La jeune femme cherchait un endroit pour déposer son sac à travers ce capharnaüm odorant qui ne laissait de place qu’à une petite table de travail. C’est à cet endroit qu’elle s’offrait à ses plus colorés amants en confectionnant des bouquets de fleurs qu’elle vendait par la suite aux passants. Octavio était son client le plus assidu. Il venait presque à tous les jours et lui achetait plusieurs bouquets qu’il s’amusait par la suite à distribuer gratui-tement à tous ceux qui l’inspiraient afin de simplement parler un peu avec eux. L’homme aux fleurs comme elle aimait le surnommer racontait la vie comme pas un. Il était devenu un ami et le seul confident masculin qu’elle n’ait jamais eu.
― En passant, le type aux lunettes est encore venu pour toi il y a quelques heures…
― Vous lui avez parlé?
― Non… En fait, je l’ai simplement vu assis sur un des bancs du parc, mais il faisait semblant de lire et il jetait constamment des coups d’œil vers ici… Je suis certain que c’est toi qu’il attendait…
― Vous avez trop d’imagination…
Cédrika baissa toutefois la tête en signe de découragement. Il s’appelait Julien. Celui-ci avait réussi à la séduire quelques semaines auparavant alors que dans un geste théâtral, il avait déposé une paire d’écouteurs sur ses oreilles pour la surprendre et avant même qu’elle n’ait le temps de dire un mot, la musique avait commencé. La jeune femme fut tout de suite charmée par la voix prenante du chanteur Damien Rice qu’elle adorait. Elle ferma les yeux un instant pour mieux savourer ce moment, mais lorsqu’elle les ouvrit, Julien avait disparu, la laissant seule parmi toutes les fleurs qui l’entouraient alors que le dernier accord de la chanson se dissipait à travers son regard. Elle fut aussitôt charmée par l’originalité du jeune homme et par la chanson qu’il avait choisie. Elle décida donc de le revoir à quelques reprises par la suite, mais fut bien vite désenchantée devant son manque de candeur et par la rationalité qui dictait la majorité de ses actes.

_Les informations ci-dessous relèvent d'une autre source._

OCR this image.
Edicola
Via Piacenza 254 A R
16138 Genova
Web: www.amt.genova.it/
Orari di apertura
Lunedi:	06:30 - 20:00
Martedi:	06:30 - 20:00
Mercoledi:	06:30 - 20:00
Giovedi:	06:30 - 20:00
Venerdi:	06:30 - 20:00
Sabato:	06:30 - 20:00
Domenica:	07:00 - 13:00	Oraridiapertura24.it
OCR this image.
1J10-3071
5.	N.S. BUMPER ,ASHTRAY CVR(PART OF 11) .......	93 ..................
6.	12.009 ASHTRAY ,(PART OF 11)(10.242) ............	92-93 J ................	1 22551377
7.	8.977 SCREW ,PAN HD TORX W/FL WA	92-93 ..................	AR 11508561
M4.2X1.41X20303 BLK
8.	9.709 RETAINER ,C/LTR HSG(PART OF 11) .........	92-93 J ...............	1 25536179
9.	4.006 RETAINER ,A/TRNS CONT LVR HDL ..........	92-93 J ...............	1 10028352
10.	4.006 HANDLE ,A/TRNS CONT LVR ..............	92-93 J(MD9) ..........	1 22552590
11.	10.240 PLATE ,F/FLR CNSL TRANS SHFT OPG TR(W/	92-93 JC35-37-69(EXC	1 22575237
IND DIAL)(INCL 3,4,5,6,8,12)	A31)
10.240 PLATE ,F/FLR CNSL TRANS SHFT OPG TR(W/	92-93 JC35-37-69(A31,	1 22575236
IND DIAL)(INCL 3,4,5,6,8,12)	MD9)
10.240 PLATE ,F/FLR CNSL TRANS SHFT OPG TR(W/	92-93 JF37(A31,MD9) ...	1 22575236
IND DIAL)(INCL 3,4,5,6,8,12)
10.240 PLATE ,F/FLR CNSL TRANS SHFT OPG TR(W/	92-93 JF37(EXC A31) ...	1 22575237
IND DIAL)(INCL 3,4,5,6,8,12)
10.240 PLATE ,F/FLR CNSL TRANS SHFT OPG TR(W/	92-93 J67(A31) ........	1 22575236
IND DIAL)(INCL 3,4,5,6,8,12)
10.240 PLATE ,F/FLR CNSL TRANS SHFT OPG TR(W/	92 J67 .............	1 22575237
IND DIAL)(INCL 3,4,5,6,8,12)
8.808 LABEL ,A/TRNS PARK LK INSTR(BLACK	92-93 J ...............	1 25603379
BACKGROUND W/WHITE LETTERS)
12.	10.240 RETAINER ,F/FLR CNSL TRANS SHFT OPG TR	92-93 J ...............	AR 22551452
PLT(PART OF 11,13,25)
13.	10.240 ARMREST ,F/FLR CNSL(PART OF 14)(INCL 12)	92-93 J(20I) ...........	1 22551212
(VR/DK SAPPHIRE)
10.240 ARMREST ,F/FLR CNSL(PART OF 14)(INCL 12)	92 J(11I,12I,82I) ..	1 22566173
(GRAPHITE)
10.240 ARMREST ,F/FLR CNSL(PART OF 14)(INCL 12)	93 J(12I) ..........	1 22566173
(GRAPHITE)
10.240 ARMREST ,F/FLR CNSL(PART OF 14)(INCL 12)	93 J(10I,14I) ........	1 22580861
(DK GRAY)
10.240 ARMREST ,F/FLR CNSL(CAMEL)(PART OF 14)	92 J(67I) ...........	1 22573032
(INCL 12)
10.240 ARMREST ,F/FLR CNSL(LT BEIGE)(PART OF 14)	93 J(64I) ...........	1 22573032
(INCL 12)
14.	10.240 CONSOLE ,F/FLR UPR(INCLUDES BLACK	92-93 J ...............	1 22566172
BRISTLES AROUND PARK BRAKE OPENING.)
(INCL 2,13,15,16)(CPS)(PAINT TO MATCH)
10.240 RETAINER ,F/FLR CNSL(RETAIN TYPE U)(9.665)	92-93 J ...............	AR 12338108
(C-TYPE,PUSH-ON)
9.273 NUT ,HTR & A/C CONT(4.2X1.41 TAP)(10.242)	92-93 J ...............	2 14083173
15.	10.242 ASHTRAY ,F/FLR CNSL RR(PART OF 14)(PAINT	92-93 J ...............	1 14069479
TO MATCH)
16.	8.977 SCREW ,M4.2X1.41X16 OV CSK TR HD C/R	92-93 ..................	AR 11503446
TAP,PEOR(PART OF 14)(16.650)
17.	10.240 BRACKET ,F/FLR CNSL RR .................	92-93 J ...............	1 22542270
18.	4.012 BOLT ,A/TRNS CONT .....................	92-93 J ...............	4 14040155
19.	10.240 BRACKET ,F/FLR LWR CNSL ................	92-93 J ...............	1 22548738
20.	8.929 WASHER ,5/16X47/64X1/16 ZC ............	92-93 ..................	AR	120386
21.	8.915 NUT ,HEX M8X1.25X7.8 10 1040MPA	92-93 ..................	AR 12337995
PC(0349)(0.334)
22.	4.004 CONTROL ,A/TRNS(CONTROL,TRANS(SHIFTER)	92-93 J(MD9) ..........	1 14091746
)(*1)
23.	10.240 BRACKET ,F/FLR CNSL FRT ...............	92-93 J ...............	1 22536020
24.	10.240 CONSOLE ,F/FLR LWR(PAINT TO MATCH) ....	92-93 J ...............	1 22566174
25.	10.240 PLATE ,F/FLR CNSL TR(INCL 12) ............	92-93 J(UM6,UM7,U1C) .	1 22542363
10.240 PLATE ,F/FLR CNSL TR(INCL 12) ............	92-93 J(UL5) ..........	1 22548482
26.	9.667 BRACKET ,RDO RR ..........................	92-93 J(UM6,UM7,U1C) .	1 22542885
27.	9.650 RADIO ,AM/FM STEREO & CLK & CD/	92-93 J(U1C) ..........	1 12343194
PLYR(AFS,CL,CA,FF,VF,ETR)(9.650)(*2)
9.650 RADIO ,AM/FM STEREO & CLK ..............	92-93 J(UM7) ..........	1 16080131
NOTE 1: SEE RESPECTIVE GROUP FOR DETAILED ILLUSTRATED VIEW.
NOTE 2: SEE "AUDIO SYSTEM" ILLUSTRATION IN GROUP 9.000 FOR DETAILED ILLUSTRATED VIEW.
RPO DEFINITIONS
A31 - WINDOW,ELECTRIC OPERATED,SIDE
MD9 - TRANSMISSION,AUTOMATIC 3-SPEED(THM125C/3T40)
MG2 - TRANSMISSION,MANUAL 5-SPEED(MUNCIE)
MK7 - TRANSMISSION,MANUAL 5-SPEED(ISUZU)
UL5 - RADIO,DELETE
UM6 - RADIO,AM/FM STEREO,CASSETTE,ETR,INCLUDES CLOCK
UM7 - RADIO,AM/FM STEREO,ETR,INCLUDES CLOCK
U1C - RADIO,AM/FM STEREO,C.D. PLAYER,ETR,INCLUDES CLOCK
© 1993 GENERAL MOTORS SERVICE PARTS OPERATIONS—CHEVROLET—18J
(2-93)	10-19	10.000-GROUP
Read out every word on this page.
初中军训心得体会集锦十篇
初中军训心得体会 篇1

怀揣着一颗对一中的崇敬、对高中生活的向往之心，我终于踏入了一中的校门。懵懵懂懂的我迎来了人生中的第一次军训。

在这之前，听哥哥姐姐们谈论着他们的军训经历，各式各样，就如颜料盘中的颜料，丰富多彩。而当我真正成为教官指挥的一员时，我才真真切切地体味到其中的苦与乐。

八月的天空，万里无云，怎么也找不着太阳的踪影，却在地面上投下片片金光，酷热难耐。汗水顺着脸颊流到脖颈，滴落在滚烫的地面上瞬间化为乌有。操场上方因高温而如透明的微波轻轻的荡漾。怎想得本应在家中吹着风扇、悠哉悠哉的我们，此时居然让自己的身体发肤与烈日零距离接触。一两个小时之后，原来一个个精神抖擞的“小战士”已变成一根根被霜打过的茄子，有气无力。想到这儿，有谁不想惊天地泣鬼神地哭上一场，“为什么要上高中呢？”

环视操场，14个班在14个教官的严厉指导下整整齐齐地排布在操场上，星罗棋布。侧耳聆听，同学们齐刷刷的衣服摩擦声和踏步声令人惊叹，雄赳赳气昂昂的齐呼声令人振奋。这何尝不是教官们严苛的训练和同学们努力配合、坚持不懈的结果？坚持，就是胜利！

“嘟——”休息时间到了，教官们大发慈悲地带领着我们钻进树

― Tu devrais lui offrir des œillets une fois pour toutes à ce garçon… Peut-être qu’il comprendrait mieux le langage des fleurs que ceux de tes silences…
― J’aurais trop peur qu’il prenne ce geste comme une preuve d’amour…
― Tu en connais beaucoup toi des gens qui offrent des œillets à la personne qu’ils aiment? Je n’en ai justement jamais vu ici…
La jeune femme se mit à rire.
― Non, mon patron les déteste… Elle repensa aussitôt à Julien. Vous avez peut-être raison pour les oeillets, mais une femme qui offre des fleurs à un homme, c’est différent… Peu importe lesquels, il sera probablement charmé… Julien est ce genre de garçon qui ne voit pas au-delà du geste, ou plutôt, il ne verra que ce qu’il veut bien voir… Vous êtes tous pareil, dit-elle en souriant.
― Jusqu’à ce qu’une femme nous rende unique!
Cédrika observa Octavio du coin de l’œil tout en s’affairant à son travail. Cet homme aux cheveux blancs et au sourire éternel était effectivement différent des autres. Le temps ne semblait pas avoir de prise sur lui, mais son âme avait assurément été modelée un jour par une femme qu’elle avait l’impression de très bien connaître maintenant sans toutefois l’avoir jamais rencontré.